- Born: Sarah Bailey September 21, 1973 (age 52) Pascagoula, Mississippi, U.S.
- Occupation: NFL official (2015–present)
- Spouse: Brian Thomas (m. 2000)
- Children: 3

= Sarah Thomas (American football official) =

American football official (born 1973)

Sarah Thomas ( Bailey; born September 21, 1973) is an American football official for the National Football League (NFL).

Thomas is the first woman to officiate a major college football game, the first to officiate a bowl game, and the first to officiate in a Big Ten stadium. On April 8, 2015, Thomas was hired as the first full-time female official in NFL history, (Note: Shannon Eastin was the first woman to officiate an NFL game as a temporary non-union official during the 2012 NFL referee lockout.) and for the 2020 NFL season, she was on the officiating crew headed by referee Shawn Hochuli. She wears uniform number 53. In January 2021, she became the first woman to earn an on-field assignment for an NFL playoff game. In February 2021, she became the first woman to officiate in a Super Bowl.

==Personal life==
Thomas was born in Pascagoula, Mississippi. She attended Pascagoula High School, where she lettered five times in softball, the first student to ever do so. She attended the University of Mobile on a basketball scholarship and was an academic all-American. In her three seasons on the basketball team, Thomas amassed 779 points, 441 rebounds, 108 assists, and 192 steals. This ranks her fifth in the school’s history.

Before becoming a referee, she worked as a pharmaceutical representative.

She is married to Brian Thomas. They have three children together. Thomas lives in Brandon, Mississippi.

==Officiating career==

===Early years===
Thomas began her officiating career in 1996, when she attended a meeting of the Gulf Coast Football Officials Association. She worked her first varsity high school game in 1999.

===Conference USA===
In 2006, Gerry Austin, Conference USA's coordinator of officials who also refereed Super Bowls XXXI and XXXV, invited her to an officials' camp, due to Thomas proving her dedication and skills in the advancement of the industry. Austin was impressed with her skills and hired her for the Conference USA staff. In 2007, Thomas became the first woman to officiate a major college football game, working a game between Memphis and Jacksonville State. Before that game, Austin said, "She came highly recommended by two NFL scouts. She has a good presence and demeanor. I feel like she has the ability and courage to make a call, and the guts to not make one, too."

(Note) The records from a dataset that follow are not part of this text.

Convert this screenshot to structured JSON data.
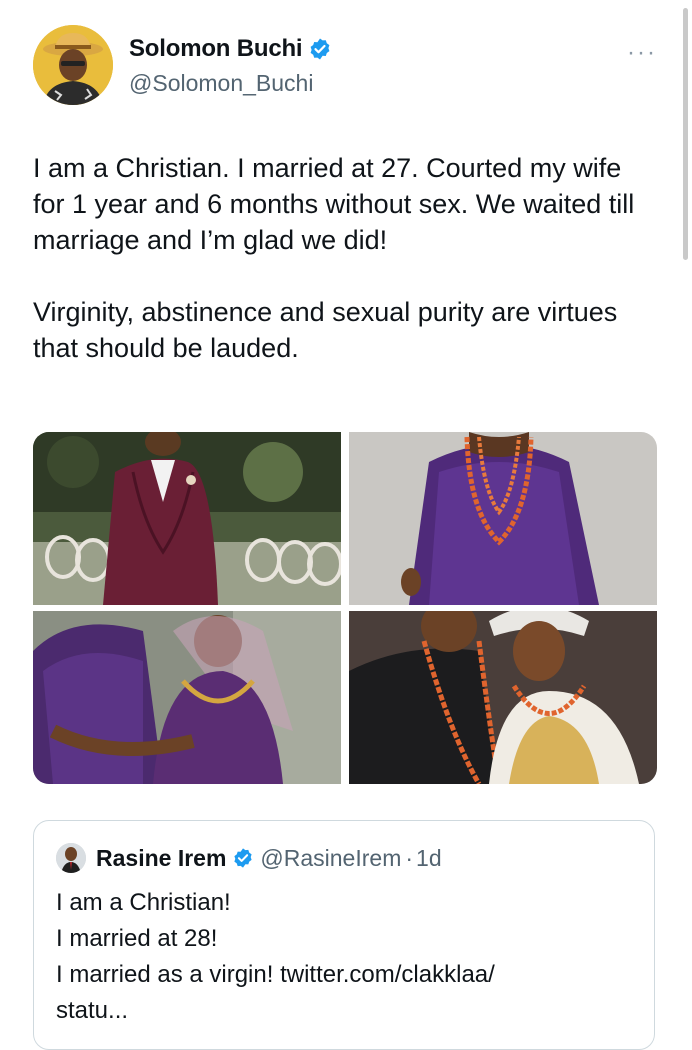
{
  "author": {
    "name": "Solomon Buchi",
    "handle": "@Solomon_Buchi"
  },
  "more_label": "···",
  "tweet": {
    "paragraphs": [
      "I am a Christian. I married at 27. Courted my wife for 1 year and 6 months without sex. We waited till marriage and I’m glad we did!",
      "Virginity, abstinence and sexual purity are virtues that should be lauded."
    ]
  },
  "media": {
    "photos": [
      "burgundy-suit-groom",
      "purple-agbada-coral-beads",
      "couple-embrace-purple",
      "couple-portrait-coral-beads"
    ]
  },
  "quoted": {
    "name": "Rasine Irem",
    "handle": "@RasineIrem",
    "separator": "·",
    "age": "1d",
    "lines": [
      "I am a Christian!",
      "I married at 28!",
      "I married as a virgin! twitter.com/clakklaa/",
      "statu..."
    ]
  },
  "colors": {
    "verified": "#1d9bf0",
    "secondary_text": "#536471",
    "border": "#cfd9de"
  }
}
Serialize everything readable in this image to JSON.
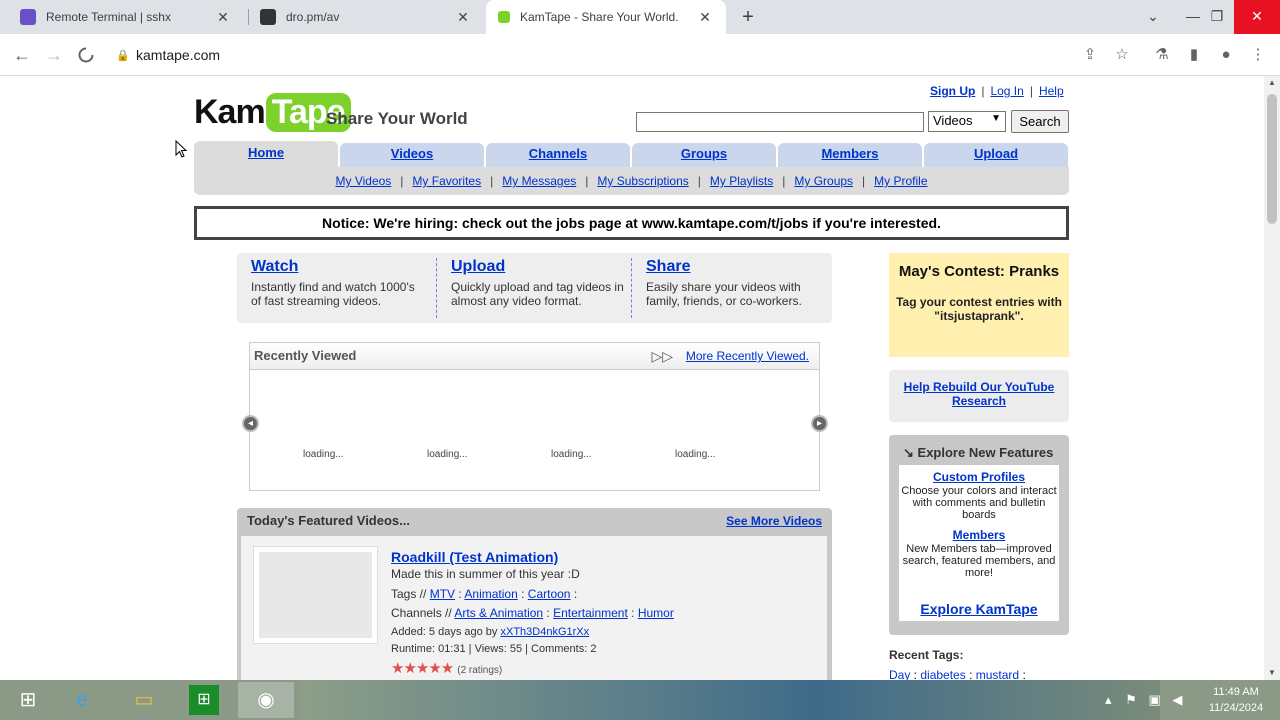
{
  "browser": {
    "tabs": [
      {
        "title": "Remote Terminal | sshx",
        "favicon": "sshx-icon"
      },
      {
        "title": "dro.pm/av",
        "favicon": "dro-icon"
      },
      {
        "title": "KamTape - Share Your World.",
        "favicon": "kamtape-icon",
        "active": true
      }
    ],
    "url": "kamtape.com"
  },
  "site": {
    "logo_kam": "Kam",
    "logo_tape": "Tape",
    "tagline": "Share Your World",
    "top_links": [
      "Sign Up",
      "Log In",
      "Help"
    ],
    "search_select": "Videos",
    "search_button": "Search",
    "nav_tabs": [
      "Home",
      "Videos",
      "Channels",
      "Groups",
      "Members",
      "Upload"
    ],
    "sub_nav": [
      "My Videos",
      "My Favorites",
      "My Messages",
      "My Subscriptions",
      "My Playlists",
      "My Groups",
      "My Profile"
    ],
    "notice": "Notice: We're hiring: check out the jobs page at www.kamtape.com/t/jobs if you're interested.",
    "wus": [
      {
        "title": "Watch",
        "desc": "Instantly find and watch 1000's of fast streaming videos."
      },
      {
        "title": "Upload",
        "desc": "Quickly upload and tag videos in almost any video format."
      },
      {
        "title": "Share",
        "desc": "Easily share your videos with family, friends, or co-workers."
      }
    ],
    "recently_viewed": {
      "title": "Recently Viewed",
      "more": "More Recently Viewed.",
      "loading": [
        "loading...",
        "loading...",
        "loading...",
        "loading..."
      ]
    },
    "featured": {
      "title": "Today's Featured Videos...",
      "more": "See More Videos",
      "video": {
        "title": "Roadkill (Test Animation)",
        "desc": "Made this in summer of this year :D",
        "tags_label": "Tags //",
        "tags": [
          "MTV",
          "Animation",
          "Cartoon"
        ],
        "channels_label": "Channels //",
        "channels": [
          "Arts & Animation",
          "Entertainment",
          "Humor"
        ],
        "added_prefix": "Added: 5 days ago by",
        "author": "xXTh3D4nkG1rXx",
        "stats": "Runtime: 01:31 | Views: 55 | Comments: 2",
        "stars": 5,
        "ratings": "(2 ratings)"
      }
    },
    "contest": {
      "title": "May's Contest: Pranks",
      "desc": "Tag your contest entries with \"itsjustaprank\"."
    },
    "rebuild": "Help Rebuild Our YouTube Research",
    "explore": {
      "title": "Explore New Features",
      "features": [
        {
          "name": "Custom Profiles",
          "desc": "Choose your colors and interact with comments and bulletin boards"
        },
        {
          "name": "Members",
          "desc": "New Members tab—improved search, featured members, and more!"
        }
      ],
      "cta": "Explore KamTape"
    },
    "recent_tags": {
      "title": "Recent Tags:",
      "tags": [
        "Day",
        "diabetes",
        "mustard"
      ]
    }
  },
  "taskbar": {
    "time": "11:49 AM",
    "date": "11/24/2024"
  }
}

=== Bowl-game breakthrough ===

During the 2009 season, Thomas was one of five female officials in major college football and the only one at the Football Bowl Subdivision level. She was assigned to a crew and given a full schedule of 11 games. At the end of the season, she was selected to work the Little Caesars Pizza Bowl between Marshall and Ohio, making her the first woman to officiate a bowl game. Regarding her presence, Marshall running back and game MVP Martin Ward said "I noticed her before the game, but that was it. Once the game started, she was just doing the job that the line judge does in every game we play. It didn't matter that she was a woman at all."

On November 12, 2011, Thomas became the first woman to officiate in a Big Ten stadium, working as a line judge when Northwestern hosted Rice.

When asked about the challenges associated with being a football referee, Thomas claimed there have "not been any challenges" being a female in football and stated, "Everybody has been very professional, and they look at me just like another official", aiding in Thomas's defense to be viewed as equal to her colleagues.

===United Football League===
Thomas has officiated United Football League games, and in 2010 worked the league championship game.

===National Football League===
In 2013, Thomas became one of 21 finalists in contention for a permanent NFL officiating position.
Thomas worked New Orleans Saints scrimmages, and was part of the NFL officiating development program, spending three days at the Indianapolis Colts minicamp.

On April 8, 2015, the NFL announced that Thomas would become the first permanent female official in NFL history. Thomas made her NFL regular season debut in a game between the Kansas City Chiefs and the Houston Texans at NRG Stadium on September 13, 2015, as part of Pete Morelli's crew as the line judge.

On December 24, 2016, Thomas broke her wrist in a mid-game collision on the sideline of a Vikings-Packers game. After being looked at for a brief concussion protocol, Thomas returned and finished the game with the broken wrist.

In 2017, Thomas moved to the down judge position. The change in the position name from head linesman coincided with the move in order to use a gender-neutral term.

Thomas is the first woman to earn an on-field assignment for an NFL playoff game. She was named to the crew for the game between the New England Patriots and Los Angeles Chargers on January 13, 2019. She was an alternate for the 2018 Atlanta Falcons and Los Angeles Rams Wild Card game. She appeared in a Super Bowl LIII commercial in 2019 with referee Ron Torbert (Thomas was the down judge on Torbert's crew during the 2018 season) for the NFL.

Thomas was selected for the Super Bowl LV officiating crew and became the first woman to officiate a Super Bowl, also in the down judge position.